Paul Nitze, ex vicepresidente de Dillon, Read & Co., casado con la hija de un financiero de la Standard Oil, sucedió a Kennan como director del personal de planificación de políticas del Departamento de Estado. Nitze tuvo una importante participación en la NSC-68 (1950, Informe 68 del Consejo de Seguridad Nacional, https://en.wikipedia.org/wiki/NSC_68 ), que advierte sombríamente sobre “el plan del Kremlin para dominar el mundo” y su amenaza a la “civilización misma” y aboga por “hacerlo retroceder” en lugar de una “contención”. El NSC-68 “no explicó por qué los rusos deberían arriesgarlo todo con una invasión de Europa occidental. Ignoró una conclusión de la CIA de que los rusos carecían de la fuerza para ocupar el continente y mantenerlo bajo control y sobreestimó enormemente el tamaño del arsenal atómico soviético” (Braithwaite 2018, 147). Sin embargo proporcionó el pretexto para el imperialismo estadounidense, es decir, “el intervencionismo militar estadounidense en todo el mundo (no sólo en sus centros industriales) con el fin de defender las relaciones sociales capitalistas, sean políticamente liberales o no” (Colas 2012, 42).

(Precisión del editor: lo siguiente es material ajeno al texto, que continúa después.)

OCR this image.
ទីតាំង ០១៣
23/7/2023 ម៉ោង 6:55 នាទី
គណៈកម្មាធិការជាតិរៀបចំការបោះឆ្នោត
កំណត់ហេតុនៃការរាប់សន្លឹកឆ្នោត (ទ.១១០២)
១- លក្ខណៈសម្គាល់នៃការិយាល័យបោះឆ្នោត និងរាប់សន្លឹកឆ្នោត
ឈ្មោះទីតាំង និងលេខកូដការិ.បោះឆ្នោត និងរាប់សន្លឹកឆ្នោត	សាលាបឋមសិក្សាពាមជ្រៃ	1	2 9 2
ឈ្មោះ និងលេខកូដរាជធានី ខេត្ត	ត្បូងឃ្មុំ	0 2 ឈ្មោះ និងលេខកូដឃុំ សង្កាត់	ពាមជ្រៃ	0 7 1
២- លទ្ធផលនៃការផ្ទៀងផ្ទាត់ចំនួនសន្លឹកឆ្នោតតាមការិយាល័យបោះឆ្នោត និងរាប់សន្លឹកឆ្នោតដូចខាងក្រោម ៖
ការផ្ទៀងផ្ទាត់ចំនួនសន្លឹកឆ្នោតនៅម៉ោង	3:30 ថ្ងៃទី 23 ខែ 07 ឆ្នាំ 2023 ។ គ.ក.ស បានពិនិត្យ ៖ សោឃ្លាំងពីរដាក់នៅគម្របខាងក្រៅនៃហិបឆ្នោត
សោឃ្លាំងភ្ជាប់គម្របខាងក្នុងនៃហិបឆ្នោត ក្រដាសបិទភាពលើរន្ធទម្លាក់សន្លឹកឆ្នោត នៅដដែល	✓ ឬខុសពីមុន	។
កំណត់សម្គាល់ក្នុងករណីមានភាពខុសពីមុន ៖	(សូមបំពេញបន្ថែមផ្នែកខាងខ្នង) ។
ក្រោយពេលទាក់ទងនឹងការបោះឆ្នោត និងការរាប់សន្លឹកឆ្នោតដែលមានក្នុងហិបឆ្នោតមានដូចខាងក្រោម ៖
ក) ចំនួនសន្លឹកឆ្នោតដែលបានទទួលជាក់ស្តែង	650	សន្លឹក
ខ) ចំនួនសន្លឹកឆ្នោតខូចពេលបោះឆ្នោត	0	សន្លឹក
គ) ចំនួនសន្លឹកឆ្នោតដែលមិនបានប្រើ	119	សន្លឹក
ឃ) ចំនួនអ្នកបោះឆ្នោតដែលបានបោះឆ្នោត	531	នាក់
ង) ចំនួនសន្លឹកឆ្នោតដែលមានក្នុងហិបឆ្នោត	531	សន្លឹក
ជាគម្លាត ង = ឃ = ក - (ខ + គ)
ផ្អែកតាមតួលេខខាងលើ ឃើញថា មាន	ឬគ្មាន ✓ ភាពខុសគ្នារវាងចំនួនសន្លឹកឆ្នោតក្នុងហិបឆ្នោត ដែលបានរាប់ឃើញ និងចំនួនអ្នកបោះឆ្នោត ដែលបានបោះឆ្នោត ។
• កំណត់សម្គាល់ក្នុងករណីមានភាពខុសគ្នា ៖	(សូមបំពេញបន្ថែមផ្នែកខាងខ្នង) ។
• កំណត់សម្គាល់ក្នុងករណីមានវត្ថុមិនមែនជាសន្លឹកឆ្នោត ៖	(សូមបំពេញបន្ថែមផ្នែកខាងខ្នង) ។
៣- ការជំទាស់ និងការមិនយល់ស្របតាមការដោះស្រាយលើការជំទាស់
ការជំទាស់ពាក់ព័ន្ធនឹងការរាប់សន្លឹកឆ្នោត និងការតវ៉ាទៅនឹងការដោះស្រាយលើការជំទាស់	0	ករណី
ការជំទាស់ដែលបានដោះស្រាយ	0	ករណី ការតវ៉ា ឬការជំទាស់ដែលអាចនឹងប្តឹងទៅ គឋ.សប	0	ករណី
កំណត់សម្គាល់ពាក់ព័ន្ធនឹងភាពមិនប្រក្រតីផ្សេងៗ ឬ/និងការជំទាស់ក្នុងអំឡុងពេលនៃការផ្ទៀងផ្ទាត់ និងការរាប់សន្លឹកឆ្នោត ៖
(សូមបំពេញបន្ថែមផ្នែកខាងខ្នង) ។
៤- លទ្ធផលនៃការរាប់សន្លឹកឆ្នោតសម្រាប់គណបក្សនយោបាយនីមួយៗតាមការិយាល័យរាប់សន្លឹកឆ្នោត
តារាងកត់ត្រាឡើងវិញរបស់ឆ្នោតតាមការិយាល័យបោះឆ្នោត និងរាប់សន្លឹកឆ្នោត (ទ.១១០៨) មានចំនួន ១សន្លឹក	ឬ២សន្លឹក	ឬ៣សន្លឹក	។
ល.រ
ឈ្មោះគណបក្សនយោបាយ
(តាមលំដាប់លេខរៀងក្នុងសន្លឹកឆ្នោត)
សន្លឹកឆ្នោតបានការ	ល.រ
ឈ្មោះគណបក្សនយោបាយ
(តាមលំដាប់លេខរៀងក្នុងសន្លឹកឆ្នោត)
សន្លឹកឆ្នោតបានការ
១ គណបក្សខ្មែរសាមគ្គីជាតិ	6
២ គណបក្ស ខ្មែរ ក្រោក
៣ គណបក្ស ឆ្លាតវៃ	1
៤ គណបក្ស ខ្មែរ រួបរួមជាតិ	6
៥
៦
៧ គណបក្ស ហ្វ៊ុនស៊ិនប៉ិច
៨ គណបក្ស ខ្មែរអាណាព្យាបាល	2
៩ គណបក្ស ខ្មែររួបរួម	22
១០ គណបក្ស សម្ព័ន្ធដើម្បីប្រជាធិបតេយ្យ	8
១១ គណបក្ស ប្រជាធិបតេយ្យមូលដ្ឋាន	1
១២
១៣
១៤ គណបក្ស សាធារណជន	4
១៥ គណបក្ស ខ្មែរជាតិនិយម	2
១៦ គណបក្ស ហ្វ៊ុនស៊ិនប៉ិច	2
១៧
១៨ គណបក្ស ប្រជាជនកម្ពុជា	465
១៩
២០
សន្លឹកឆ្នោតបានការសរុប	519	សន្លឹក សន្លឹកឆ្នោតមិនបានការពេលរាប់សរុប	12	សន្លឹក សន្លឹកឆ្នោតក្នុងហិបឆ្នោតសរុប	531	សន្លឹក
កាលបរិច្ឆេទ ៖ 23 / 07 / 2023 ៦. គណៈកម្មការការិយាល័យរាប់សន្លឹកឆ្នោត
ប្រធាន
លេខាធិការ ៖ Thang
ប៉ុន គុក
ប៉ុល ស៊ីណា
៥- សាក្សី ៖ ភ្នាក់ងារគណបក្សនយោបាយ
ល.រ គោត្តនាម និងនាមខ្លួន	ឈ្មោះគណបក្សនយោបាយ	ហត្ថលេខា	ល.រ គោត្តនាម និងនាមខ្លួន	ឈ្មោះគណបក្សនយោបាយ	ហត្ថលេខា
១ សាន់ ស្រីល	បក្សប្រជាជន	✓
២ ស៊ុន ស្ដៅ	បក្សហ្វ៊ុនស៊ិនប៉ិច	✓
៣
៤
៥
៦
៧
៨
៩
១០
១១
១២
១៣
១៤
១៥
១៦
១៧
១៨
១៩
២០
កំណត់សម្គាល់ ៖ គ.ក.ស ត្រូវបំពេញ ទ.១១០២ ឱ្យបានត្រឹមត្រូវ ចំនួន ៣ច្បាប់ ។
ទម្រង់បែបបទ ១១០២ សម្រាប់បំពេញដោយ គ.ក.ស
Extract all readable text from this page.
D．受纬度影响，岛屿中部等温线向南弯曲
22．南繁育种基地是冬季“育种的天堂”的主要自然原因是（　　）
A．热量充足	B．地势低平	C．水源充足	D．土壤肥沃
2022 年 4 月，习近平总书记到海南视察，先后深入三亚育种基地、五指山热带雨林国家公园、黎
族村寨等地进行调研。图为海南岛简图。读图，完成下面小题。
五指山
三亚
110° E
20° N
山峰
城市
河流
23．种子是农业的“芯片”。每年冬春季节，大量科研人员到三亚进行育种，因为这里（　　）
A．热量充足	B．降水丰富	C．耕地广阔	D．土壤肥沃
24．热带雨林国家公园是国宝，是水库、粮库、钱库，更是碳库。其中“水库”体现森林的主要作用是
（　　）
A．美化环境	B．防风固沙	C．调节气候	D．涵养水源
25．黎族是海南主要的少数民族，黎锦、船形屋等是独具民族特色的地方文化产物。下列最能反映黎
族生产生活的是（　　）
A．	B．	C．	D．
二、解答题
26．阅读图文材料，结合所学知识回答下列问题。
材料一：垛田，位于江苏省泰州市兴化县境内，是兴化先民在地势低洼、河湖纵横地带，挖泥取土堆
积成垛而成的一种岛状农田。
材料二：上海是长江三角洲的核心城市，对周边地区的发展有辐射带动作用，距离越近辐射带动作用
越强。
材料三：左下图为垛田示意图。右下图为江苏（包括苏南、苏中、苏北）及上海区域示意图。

La ideología nazi se basaba en la idea de la amenaza existencial, ejemplificada en la distinción entre amigos y enemigos de Carl Schmitt. El pueblo se constituía a través de aquello que supuestamente amenazaba su propia existencia (los países que exigían pagos de reparaciones, los banqueros internacionales, los judíos, etc.). Una lógica similar se aplica a la amenaza existencial que supuestamente planteaba la Unión Soviética a los Estados Unidos, a saber: La recomendación de 1947 del senador Arthur Vandenberg de "asustar muchísimo al pueblo estadounidense" (su sobrino, Hoyt Vandenberg, era director de la CIA en ese momento), el "reloj del fin del mundo" (1947), la retórica apocalíptica de NSC-68 (1950), la metáfora del contagio para el comunismo, la película de 1952 "agacharse y cubrirse", utilizada para aterrorizar a los niños de las escuelas, relatos gráficos de los posibles efectos de un ataque nuclear en los Estados Unidos en el Wall Street Journal y el Reader's Digest y la descripción de Kissinger (1957, cap. 3) de los efectos de un arma nuclear de 10 megatones detonada en Nueva York.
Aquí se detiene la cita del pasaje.